Handicap et travail au Royaume-Uni

Jean-Christophe Verro aborde ce mois-ci le sujet du marché du travail au Royaume-Uni pour les travailleurs handicapés.

Pour commencer je souhaite vous faire partager ces quelques chiffres

Pour commencer, un petit tour d’horizon de l’emploi handicapé au Royaume-Uni avec quelques chiffres:

  • En 2013, le taux de chômage des personnes handicapées était de 12%, contre 7.6% pour les non handicapés (au niveau Européen, ces taux sont respectivement de 17% et 10%).
  • En mars 2013, 20.8% de la population en âge de travailler (8.3 millions) avait un handicap (en âge de travailler veut dire 16-64 ans, hommes et femmes).
  • Plus de 50% des personnes en âge de travailler et qui sont en dehors de l’emploi sont handicapées (sans emploi ou inactives).
  • En 2012-2013, les handicaps les plus courants dans la population étaient liés à la mobilité (57%), l’endurance/la respiration/la fatigue (38%), la dextérité (28%) et aux maladies mentales (16%).
  • L’écart dans le taux d’emploi entre les personnes handicapées et les non handicapées a diminué de 37,2% en 2006 à 32,8% en 2013.

La discrimination sévèrement punie

Concernant mes expériences de recherche d’emploi, j’ai trouvé un emploi cinq mois après mon arrivée et je viens de changer de job cet été (en juillet pour être précis). J’ai donc plusieurs expériences de recherche d’emploi en Grande Bretagne en situation de handicap. Je précise sur mon CV que je suis handicapé et en fauteuil roulant. Cela ne m’a pas empeché, en répondant à des annonces me correspondant, d’avoir plusieurs entretiens. Je dois avouer que je n’ai jamais ressenti ce tabou, ou cette fausse gêne, pouvant exister avec le handicap.

L’accessiblité étant une réalité en Grande Bretagne, cela permet aux recruteurs de se focaliser uniquement sur vos compétences et votre experience (même votre diplôme est mis de côté).

Si je n’ai pas été accepté pour certains postes, c’était juste parce qu’il y avait de la concurrence mieux placée que moi.
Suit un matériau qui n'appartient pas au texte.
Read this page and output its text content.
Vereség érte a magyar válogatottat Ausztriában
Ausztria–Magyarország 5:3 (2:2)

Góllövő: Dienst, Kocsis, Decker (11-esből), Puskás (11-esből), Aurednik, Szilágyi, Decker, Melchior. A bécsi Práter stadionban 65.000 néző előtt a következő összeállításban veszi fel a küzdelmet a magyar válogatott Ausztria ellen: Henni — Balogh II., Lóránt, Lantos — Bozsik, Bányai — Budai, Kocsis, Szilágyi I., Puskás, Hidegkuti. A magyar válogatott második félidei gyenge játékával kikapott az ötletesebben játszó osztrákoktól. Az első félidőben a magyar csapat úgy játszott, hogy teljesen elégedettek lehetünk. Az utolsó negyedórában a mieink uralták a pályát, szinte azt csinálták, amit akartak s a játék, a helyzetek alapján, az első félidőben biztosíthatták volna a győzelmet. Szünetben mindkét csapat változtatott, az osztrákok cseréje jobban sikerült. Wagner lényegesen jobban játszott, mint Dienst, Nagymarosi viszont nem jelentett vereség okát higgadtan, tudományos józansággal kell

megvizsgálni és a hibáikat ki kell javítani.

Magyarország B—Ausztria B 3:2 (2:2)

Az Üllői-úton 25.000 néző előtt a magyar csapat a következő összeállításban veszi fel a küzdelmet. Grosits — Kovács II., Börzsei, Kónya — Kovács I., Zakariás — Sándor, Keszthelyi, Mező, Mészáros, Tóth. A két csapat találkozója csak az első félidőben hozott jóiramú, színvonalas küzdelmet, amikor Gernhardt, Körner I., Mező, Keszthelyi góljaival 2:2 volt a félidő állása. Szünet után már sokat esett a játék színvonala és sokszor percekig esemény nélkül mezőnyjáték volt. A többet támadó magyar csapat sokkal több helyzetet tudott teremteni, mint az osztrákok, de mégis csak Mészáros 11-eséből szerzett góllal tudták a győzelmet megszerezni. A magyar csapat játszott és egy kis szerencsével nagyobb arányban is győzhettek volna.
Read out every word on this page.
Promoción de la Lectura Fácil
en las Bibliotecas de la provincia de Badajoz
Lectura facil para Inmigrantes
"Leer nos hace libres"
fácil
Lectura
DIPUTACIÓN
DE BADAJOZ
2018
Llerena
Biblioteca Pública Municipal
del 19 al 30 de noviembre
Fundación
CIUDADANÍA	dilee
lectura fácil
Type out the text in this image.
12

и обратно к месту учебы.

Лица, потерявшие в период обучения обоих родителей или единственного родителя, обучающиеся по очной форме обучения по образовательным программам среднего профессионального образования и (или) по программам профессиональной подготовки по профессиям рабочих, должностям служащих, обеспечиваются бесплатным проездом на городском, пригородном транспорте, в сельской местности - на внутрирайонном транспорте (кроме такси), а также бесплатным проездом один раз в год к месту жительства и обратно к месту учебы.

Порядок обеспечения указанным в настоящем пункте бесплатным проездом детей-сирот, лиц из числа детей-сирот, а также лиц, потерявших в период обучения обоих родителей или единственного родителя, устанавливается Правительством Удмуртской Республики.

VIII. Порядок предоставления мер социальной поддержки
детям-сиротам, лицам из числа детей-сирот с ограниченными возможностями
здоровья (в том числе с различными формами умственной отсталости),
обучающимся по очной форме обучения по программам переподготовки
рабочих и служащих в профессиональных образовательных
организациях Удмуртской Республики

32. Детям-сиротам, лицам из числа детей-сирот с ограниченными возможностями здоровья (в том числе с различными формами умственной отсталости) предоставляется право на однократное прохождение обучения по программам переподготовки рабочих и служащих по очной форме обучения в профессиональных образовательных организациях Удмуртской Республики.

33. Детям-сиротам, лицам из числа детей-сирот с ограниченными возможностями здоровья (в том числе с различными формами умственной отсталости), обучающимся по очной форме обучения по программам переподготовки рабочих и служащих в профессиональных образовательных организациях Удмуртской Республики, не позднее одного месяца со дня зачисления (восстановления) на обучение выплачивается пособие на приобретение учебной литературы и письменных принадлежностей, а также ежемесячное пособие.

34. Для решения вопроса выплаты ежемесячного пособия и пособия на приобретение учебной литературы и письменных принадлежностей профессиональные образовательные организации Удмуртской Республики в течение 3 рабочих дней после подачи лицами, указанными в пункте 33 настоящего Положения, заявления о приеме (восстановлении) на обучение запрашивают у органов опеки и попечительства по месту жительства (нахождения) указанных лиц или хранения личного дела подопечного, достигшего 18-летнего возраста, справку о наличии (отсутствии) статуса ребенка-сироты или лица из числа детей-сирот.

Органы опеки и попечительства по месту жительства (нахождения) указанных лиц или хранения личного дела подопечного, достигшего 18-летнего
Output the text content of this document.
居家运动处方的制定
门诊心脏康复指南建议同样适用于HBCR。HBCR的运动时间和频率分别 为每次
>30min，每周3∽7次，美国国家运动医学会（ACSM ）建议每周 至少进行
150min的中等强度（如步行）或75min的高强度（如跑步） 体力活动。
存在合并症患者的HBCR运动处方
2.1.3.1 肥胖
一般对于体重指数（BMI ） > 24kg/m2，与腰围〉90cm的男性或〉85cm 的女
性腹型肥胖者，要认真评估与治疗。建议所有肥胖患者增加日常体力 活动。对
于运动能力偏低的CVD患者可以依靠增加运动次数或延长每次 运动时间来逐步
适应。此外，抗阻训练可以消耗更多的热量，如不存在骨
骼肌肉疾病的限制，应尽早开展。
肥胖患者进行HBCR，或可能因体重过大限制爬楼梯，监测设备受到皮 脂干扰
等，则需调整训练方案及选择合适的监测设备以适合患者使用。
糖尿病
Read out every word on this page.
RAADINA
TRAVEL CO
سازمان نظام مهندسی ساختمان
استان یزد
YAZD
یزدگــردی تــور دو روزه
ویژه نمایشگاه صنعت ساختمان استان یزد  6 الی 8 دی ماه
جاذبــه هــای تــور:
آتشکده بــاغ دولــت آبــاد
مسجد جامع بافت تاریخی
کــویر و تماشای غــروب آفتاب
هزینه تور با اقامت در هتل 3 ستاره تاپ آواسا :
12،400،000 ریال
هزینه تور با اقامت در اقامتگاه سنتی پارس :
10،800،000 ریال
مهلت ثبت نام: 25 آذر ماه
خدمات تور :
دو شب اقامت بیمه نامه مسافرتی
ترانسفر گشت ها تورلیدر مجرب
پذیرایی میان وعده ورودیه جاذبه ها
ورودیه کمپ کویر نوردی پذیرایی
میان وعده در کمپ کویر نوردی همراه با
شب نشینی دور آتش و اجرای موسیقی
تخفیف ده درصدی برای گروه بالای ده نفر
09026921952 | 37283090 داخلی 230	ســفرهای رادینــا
Il n’y a pas d’obligation légale ni de quota d’emploi de personnes handicapés en Grande-Bretagne. La seule base juridique est l’Equality Act de 2010, qui protége contre toutes formes de discrimination (âge, sexe, origine, etc. et bien sûr le handicap).

Être empeché d’effectuer certaines actions du fait de son handicap (par exemple à cause d’un défaut d’accessibité) est considéré comme une discrimination, qui, si elle est avérée, peut être punie sévèrement par les tribunaux. Ce qui fait que le marché de l’emploi est naturellement ouvert au handicap!

Une aide financière: Access-to-Work

Il existe également une aide financière qui est fournie par le Department of Work and Pensions (le ministère du travail). Il s’agit d’Access-to-Work, une bourse pour les personnes handicapées leur permettant de se maintenir ou d’accéder à l’emploi. Celle-ci permet d’acheter des équipements spécifiques nécessaires.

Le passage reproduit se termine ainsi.